Epílogo

La anciana despertó cuando se abrió la puerta de su habitación, que olía a enfermedad. También había otros olores. El olor del agua salada, el del humo, el del musgo marino y el del té con especias que se había quedado frío junto a la cama. Pero por encima de todos, destacaba el de la enfermedad, cubriéndolo todo, empalagoso, haciendo que la habitación tuviera una atmósfera cargada y cerrada.

En el umbral había una mujer con un cirio humeante en la mano. La anciana alcanzó a ver la luz, un cambiante borrón amarillo, y la figura que lo sostenía. También vio la otra figura, al lado de la primera, aunque no pudo distinguir las caras. Ya no veía como antes. Cada vez que se despertaba, las sienes le latían dolorosamente. Era algo que llevaba muchos años sucediéndole. Se llevó a la frente una mano blanca, surcada de venas azules.

—¿Quién está ahí? —preguntó.

—Odera —respondió la mujer del cirio. La anciana reconoció la voz de la curandera—. Te he traído al que pediste. ¿Te encuentras bien para recibirle?

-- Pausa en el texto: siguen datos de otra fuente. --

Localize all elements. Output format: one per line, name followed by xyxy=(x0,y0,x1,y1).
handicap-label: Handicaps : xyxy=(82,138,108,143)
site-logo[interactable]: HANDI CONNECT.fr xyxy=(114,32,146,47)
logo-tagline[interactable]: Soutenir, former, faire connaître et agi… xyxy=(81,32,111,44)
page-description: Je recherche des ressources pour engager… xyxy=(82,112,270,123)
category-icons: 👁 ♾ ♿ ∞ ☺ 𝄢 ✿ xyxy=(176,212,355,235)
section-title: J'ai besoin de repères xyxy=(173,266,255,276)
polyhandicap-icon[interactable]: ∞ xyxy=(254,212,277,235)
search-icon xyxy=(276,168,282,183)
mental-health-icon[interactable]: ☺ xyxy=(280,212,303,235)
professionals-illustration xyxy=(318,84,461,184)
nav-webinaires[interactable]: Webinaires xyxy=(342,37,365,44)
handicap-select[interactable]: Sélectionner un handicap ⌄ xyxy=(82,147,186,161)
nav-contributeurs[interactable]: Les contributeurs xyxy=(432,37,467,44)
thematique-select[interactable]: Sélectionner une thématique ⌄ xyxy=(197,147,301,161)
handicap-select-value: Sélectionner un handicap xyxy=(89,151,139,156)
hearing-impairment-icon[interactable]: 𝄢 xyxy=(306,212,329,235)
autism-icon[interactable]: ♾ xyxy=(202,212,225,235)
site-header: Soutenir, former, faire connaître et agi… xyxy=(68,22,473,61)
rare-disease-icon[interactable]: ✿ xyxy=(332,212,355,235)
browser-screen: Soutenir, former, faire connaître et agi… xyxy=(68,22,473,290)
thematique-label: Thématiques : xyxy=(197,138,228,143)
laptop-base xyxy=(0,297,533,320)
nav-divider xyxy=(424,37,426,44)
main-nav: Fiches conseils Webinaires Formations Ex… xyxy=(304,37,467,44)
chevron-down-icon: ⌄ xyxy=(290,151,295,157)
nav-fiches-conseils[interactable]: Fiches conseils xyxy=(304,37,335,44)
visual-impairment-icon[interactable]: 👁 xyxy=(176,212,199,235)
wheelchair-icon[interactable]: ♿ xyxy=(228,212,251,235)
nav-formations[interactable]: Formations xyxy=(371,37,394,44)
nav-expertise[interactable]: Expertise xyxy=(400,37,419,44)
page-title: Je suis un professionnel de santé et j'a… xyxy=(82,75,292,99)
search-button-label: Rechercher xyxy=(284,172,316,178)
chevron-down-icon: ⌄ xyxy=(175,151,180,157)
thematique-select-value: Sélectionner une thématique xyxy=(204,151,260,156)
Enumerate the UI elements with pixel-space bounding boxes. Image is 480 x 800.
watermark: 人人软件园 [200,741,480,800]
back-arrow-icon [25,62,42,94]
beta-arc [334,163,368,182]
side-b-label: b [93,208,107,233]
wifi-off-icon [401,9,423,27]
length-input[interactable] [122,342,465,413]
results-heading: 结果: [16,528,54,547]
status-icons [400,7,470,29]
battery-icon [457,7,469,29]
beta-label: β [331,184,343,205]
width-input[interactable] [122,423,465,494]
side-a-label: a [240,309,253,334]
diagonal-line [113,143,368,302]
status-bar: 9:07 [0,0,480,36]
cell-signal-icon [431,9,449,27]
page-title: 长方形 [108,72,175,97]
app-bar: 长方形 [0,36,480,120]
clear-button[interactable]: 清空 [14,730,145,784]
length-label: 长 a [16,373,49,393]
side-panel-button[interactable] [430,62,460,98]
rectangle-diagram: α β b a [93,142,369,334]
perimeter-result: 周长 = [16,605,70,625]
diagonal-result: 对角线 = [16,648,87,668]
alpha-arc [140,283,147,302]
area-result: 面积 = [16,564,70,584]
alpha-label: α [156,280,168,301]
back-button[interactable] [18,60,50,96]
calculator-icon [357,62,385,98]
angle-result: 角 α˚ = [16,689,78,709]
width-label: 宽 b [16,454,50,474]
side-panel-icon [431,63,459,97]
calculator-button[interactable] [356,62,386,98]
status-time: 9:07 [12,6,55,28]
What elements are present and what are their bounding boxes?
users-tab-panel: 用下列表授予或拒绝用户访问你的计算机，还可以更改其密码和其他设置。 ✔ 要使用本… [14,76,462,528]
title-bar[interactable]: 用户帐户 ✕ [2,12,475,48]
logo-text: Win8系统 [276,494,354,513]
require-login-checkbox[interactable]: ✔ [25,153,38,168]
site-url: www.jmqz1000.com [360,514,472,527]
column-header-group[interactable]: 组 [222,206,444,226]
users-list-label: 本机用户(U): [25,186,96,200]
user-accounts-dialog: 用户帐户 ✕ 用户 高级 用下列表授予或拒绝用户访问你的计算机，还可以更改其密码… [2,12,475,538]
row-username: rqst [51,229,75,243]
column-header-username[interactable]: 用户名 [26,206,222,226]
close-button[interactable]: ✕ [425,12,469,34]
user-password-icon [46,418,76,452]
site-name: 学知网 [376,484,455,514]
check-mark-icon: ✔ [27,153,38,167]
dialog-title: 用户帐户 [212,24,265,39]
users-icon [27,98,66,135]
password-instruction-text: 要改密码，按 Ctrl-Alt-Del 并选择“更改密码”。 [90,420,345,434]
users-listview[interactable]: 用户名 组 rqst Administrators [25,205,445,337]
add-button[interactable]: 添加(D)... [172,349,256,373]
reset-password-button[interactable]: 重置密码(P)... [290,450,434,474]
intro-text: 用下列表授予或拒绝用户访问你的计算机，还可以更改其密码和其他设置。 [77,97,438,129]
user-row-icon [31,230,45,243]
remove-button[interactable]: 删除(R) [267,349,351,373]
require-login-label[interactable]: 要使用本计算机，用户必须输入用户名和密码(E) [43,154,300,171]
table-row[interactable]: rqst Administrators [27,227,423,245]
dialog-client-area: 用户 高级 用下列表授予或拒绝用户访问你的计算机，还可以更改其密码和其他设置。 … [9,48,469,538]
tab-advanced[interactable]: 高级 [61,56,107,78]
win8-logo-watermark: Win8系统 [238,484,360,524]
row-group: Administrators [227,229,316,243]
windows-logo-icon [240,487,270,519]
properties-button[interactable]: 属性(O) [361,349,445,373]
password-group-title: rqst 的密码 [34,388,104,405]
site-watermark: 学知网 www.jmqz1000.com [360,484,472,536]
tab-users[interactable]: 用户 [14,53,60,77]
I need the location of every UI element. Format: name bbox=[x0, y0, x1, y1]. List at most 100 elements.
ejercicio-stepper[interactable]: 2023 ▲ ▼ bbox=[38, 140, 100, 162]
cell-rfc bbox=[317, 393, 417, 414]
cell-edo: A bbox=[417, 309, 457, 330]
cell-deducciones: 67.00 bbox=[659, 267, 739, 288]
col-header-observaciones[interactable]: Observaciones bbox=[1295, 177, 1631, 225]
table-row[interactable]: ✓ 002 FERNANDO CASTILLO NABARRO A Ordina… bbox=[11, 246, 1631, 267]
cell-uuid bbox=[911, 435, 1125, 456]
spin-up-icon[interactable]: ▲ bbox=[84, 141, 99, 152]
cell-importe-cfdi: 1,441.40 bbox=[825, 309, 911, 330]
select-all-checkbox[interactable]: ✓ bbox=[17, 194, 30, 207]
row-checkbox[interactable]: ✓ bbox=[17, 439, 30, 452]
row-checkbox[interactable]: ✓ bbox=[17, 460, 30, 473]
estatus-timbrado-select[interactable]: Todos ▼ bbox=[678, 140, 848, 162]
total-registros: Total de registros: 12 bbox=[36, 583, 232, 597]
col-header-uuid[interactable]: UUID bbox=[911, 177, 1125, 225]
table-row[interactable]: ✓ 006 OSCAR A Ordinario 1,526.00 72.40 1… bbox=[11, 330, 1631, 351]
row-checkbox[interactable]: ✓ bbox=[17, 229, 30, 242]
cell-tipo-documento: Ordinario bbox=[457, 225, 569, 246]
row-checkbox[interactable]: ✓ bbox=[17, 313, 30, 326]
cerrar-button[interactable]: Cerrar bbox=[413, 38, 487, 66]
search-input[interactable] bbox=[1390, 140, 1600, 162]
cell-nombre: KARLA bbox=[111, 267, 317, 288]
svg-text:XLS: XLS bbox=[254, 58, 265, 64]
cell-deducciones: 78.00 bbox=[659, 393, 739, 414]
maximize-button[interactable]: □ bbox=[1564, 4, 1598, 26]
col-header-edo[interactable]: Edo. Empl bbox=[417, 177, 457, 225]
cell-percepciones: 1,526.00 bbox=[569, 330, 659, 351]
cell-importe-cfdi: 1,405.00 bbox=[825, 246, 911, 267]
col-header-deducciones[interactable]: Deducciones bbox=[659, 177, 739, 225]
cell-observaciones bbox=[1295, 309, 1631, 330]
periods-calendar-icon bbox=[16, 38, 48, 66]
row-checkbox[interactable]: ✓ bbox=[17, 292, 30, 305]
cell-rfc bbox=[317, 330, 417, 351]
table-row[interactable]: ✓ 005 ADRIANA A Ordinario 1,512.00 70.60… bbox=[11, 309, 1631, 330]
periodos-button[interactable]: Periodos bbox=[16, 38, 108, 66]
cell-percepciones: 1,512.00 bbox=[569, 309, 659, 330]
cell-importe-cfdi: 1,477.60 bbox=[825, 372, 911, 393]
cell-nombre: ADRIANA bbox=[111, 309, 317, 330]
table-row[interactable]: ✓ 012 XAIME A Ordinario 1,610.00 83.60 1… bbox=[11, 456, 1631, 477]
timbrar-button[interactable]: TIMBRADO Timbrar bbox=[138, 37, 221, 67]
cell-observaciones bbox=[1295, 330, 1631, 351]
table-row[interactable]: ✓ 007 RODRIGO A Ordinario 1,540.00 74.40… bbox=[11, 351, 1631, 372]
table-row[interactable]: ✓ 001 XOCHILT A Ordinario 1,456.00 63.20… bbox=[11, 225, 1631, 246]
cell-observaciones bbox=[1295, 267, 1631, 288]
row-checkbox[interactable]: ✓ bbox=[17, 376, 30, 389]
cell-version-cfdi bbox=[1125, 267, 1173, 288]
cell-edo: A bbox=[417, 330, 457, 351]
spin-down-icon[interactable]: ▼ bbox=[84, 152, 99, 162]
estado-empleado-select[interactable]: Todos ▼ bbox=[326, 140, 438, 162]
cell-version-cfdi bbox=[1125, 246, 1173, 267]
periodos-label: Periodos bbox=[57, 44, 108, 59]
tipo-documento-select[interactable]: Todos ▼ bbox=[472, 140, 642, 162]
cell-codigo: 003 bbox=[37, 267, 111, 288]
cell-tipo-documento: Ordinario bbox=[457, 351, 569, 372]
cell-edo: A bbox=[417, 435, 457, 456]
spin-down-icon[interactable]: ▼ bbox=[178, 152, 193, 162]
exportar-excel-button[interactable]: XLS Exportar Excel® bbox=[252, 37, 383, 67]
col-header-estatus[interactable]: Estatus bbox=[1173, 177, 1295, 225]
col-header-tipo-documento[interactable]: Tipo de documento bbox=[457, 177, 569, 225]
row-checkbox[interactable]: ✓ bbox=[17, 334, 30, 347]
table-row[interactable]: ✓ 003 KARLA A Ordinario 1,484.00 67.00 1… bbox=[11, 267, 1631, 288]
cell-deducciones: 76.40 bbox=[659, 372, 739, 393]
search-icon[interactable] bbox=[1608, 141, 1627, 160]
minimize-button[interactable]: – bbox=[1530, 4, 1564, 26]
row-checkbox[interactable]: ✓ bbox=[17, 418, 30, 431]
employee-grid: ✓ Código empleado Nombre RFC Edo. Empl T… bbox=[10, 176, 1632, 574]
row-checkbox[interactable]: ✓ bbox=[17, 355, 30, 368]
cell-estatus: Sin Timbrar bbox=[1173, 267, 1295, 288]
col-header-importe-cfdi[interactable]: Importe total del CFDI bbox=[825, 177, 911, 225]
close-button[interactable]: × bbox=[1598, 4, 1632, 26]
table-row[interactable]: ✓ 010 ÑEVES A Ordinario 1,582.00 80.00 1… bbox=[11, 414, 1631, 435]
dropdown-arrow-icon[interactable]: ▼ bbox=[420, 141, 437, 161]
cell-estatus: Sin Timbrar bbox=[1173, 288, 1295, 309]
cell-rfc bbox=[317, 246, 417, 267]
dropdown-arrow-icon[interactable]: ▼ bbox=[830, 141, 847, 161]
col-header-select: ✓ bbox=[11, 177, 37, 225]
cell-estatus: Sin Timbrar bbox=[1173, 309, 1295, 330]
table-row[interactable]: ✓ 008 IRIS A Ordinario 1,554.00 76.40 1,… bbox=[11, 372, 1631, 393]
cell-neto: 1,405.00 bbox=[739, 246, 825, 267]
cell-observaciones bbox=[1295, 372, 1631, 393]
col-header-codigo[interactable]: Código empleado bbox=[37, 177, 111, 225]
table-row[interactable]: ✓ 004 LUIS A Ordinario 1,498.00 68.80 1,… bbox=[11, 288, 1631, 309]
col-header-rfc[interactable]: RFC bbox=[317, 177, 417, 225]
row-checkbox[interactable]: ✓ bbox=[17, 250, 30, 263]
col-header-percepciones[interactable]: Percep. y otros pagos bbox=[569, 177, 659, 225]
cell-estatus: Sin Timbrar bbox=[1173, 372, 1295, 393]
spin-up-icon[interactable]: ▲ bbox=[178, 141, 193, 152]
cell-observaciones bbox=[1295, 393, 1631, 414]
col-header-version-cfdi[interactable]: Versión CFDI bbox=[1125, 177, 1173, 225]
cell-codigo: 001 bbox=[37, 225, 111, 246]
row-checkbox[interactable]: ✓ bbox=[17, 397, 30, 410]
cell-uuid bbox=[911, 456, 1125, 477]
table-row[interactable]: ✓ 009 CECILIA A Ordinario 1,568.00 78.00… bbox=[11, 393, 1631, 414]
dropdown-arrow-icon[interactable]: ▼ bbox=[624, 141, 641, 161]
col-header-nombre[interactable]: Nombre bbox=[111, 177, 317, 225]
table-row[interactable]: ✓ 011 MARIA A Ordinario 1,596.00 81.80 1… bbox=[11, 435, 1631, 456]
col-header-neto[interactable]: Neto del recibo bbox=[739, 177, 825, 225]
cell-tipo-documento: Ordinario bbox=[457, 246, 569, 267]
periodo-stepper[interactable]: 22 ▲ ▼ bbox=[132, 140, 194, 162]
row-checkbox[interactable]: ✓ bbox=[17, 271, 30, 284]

—Sí —dijo la anciana—. Sí. —Hizo un esfuerzo para incorporarse—. Acércate más, quiero verte.

—Puedo quedarme si quieres —ofreció Odera—. ¿Me necesitas?

—No. Ya no hay cura para mí. Me basta con él.

Odera asintió. La anciana reconoció el gesto, aunque el rostro de la curandera no era más que un borrón nebuloso. Encendió las lámparas de aceite con el cirio y cerró la puerta detrás de ella.

El otro visitante acercó una silla con respaldo y se sentó al lado del lecho, donde la anciana podía verle. Era joven, casi un niño, de no más de veinte años, imberbe y con unas briznas de pelo rubio sobre el labio superior que intentaban pasar por un bigote. Tenía el cabello muy claro y ensortijado, y las cejas resultaban casi invisibles. Pero llevaba un instrumento, una especie de guitarra cuadrada de cuatro cuerdas. Empezó a tocarla nada más sentarse.

—Supongo que quieres que toque para ti. ¿Alguna canción en especial?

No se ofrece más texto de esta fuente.